The Clearinghouse on Supervised Visitation Annual Report revealed in 2021 there were 1,844 supervised visitation cases in Florida.
When determining custody arrangements, the court’s primary concern is the best interests of the child. In some situations, supervised visitation may be necessary to ensure the child’s safety and well-being.
A history of violence or abuse
One common scenario that may warrant supervised visitation is a history of domestic violence or abuse. The court takes any form of violence seriously, especially when it involves the child’s safety. In cases where there is evidence of abuse, the court may require that the non-custodial parent only have supervised visits to protect the child from harm.

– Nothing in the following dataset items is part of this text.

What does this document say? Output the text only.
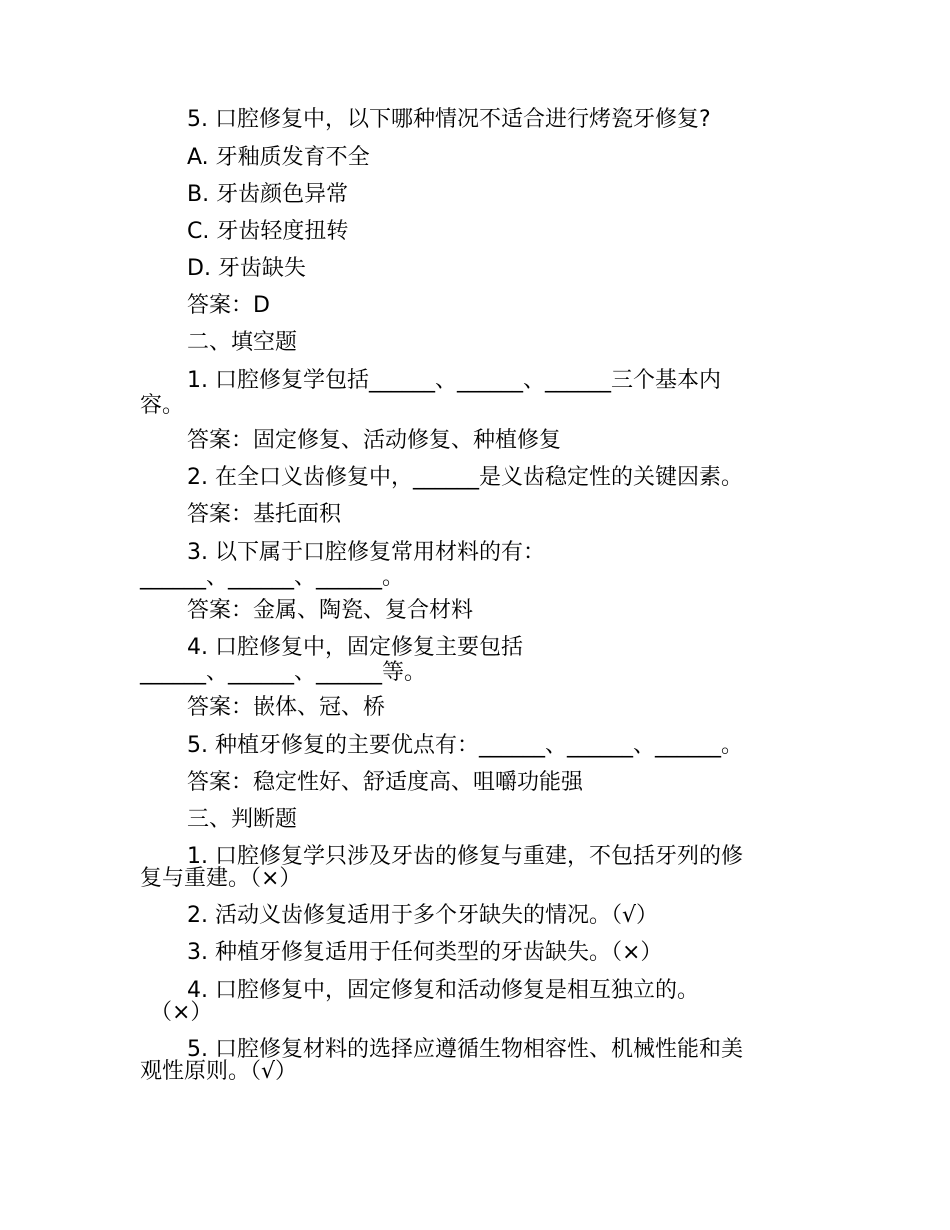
5. 口腔修复中，以下哪种情况不适合进行烤瓷牙修复?
A. 牙釉质发育不全
B. 牙齿颜色异常
C. 牙齿轻度扭转
D. 牙齿缺失
答案：D
二、填空题
1. 口腔修复学包括______、______、______三个基本内
容。
答案：固定修复、活动修复、种植修复
2. 在全口义齿修复中，______是义齿稳定性的关键因素。
答案：基托面积
3. 以下属于口腔修复常用材料的有：
______、______、______。
答案：金属、陶瓷、复合材料
4. 口腔修复中，固定修复主要包括
______、______、______等。
答案：嵌体、冠、桥
5. 种植牙修复的主要优点有：______、______、______。
答案：稳定性好、舒适度高、咀嚼功能强
三、判断题
1. 口腔修复学只涉及牙齿的修复与重建，不包括牙列的修
复与重建。（×）
2. 活动义齿修复适用于多个牙缺失的情况。（√）
3. 种植牙修复适用于任何类型的牙齿缺失。（×）
4. 口腔修复中，固定修复和活动修复是相互独立的。
（×）
5. 口腔修复材料的选择应遵循生物相容性、机械性能和美
观性原则。（√）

If a parent has a documented history of drug or alcohol abuse, the court may deem it necessary to have a third-party supervisor present during visitation to ensure the child’s safety and well-being. The goal is to prevent any harm that may arise from the parent’s impaired judgment.
Supervised visitation may also occur when a parent has exhibited behaviors or a lifestyle that raises concerns about the child’s safety. This can include issues such as neglect, a history of mental health issues or a general lack of parenting skills. In these cases, a neutral third party can help ensure that the parent meets the child’s needs during visitation.

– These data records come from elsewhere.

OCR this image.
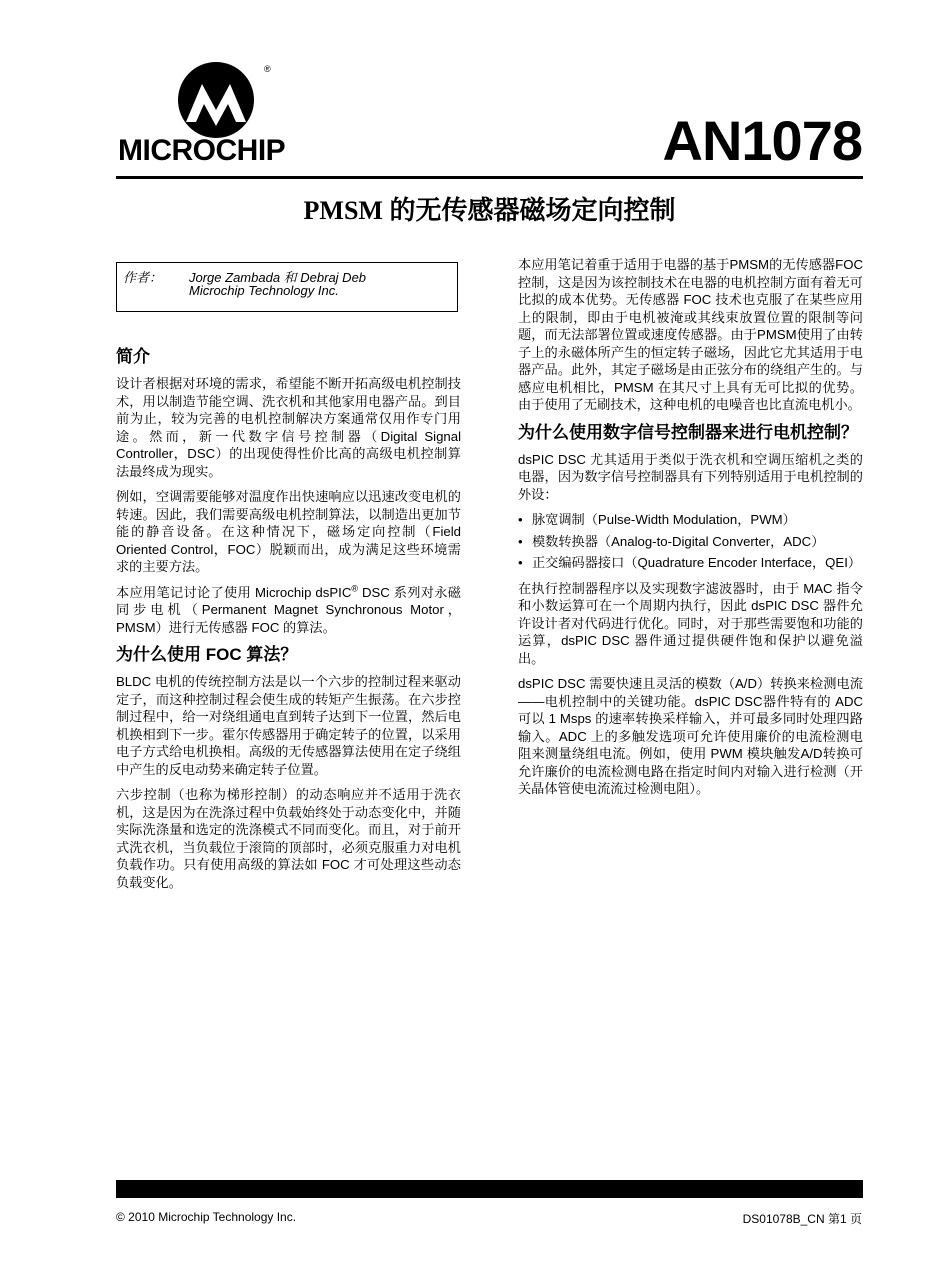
®
MICROCHIP	AN1078
PMSM 的无传感器磁场定向控制
作者： Jorge Zambada 和 Debraj Deb
Microchip Technology Inc.
简介

设计者根据对环境的需求，希望能不断开拓高级电机控制技术，用以制造节能空调、洗衣机和其他家用电器产品。到目前为止，较为完善的电机控制解决方案通常仅用作专门用途。然而，新一代数字信号控制器（Digital Signal Controller，DSC）的出现使得性价比高的高级电机控制算法最终成为现实。

例如，空调需要能够对温度作出快速响应以迅速改变电机的转速。因此，我们需要高级电机控制算法，以制造出更加节能的静音设备。在这种情况下，磁场定向控制（Field Oriented Control，FOC）脱颖而出，成为满足这些环境需求的主要方法。

本应用笔记讨论了使用 Microchip dsPIC® DSC 系列对永磁同步电机（Permanent Magnet Synchronous Motor，PMSM）进行无传感器 FOC 的算法。

为什么使用 FOC 算法？

BLDC 电机的传统控制方法是以一个六步的控制过程来驱动定子，而这种控制过程会使生成的转矩产生振荡。在六步控制过程中，给一对绕组通电直到转子达到下一位置，然后电机换相到下一步。霍尔传感器用于确定转子的位置，以采用电子方式给电机换相。高级的无传感器算法使用在定子绕组中产生的反电动势来确定转子位置。

六步控制（也称为梯形控制）的动态响应并不适用于洗衣机，这是因为在洗涤过程中负载始终处于动态变化中，并随实际洗涤量和选定的洗涤模式不同而变化。而且，对于前开式洗衣机，当负载位于滚筒的顶部时，必须克服重力对电机负载作功。只有使用高级的算法如 FOC 才可处理这些动态负载变化。

本应用笔记着重于适用于电器的基于PMSM的无传感器FOC控制，这是因为该控制技术在电器的电机控制方面有着无可比拟的成本优势。无传感器 FOC 技术也克服了在某些应用上的限制，即由于电机被淹或其线束放置位置的限制等问题，而无法部署位置或速度传感器。由于PMSM使用了由转子上的永磁体所产生的恒定转子磁场，因此它尤其适用于电器产品。此外，其定子磁场是由正弦分布的绕组产生的。与感应电机相比，PMSM 在其尺寸上具有无可比拟的优势。由于使用了无刷技术，这种电机的电噪音也比直流电机小。

为什么使用数字信号控制器来进行电机控制？

dsPIC DSC 尤其适用于类似于洗衣机和空调压缩机之类的电器，因为数字信号控制器具有下列特别适用于电机控制的外设：

• 脉宽调制（Pulse-Width Modulation，PWM）
• 模数转换器（Analog-to-Digital Converter，ADC）
• 正交编码器接口（Quadrature Encoder Interface，QEI）

在执行控制器程序以及实现数字滤波器时，由于 MAC 指令和小数运算可在一个周期内执行，因此 dsPIC DSC 器件允许设计者对代码进行优化。同时，对于那些需要饱和功能的运算，dsPIC DSC 器件通过提供硬件饱和保护以避免溢出。

dsPIC DSC 需要快速且灵活的模数（A/D）转换来检测电流——电机控制中的关键功能。dsPIC DSC器件特有的 ADC 可以 1 Msps 的速率转换采样输入，并可最多同时处理四路输入。ADC 上的多触发选项可允许使用廉价的电流检测电阻来测量绕组电流。例如，使用 PWM 模块触发A/D转换可允许廉价的电流检测电路在指定时间内对输入进行检测（开关晶体管使电流流过检测电阻）。

© 2010 Microchip Technology Inc.	DS01078B_CN 第1 页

High-conflict custody cases are often candidates for supervised visitation as well. If parents have a history of disputes, conflicts or difficulty communicating, the court may order supervised visitation to reduce tension and provide a structured environment for the child’s interactions with both parents.
Lack of relationship
In situations where there is a lack of a substantial relationship between the non-custodial parent and the child, the court may employ supervised visitation as a means to rebuild and strengthen the parent-child bond. Supervision can help create a safe and supportive atmosphere for the child to get to know the non-custodial parent.
The court’s primary goal with supervised visitation is to ensure that the child can maintain a meaningful relationship with both parents. The court carefully considers each case’s unique circumstances to determine the necessity of supervised visitation, aiming to strike a balance between parental rights and child protection.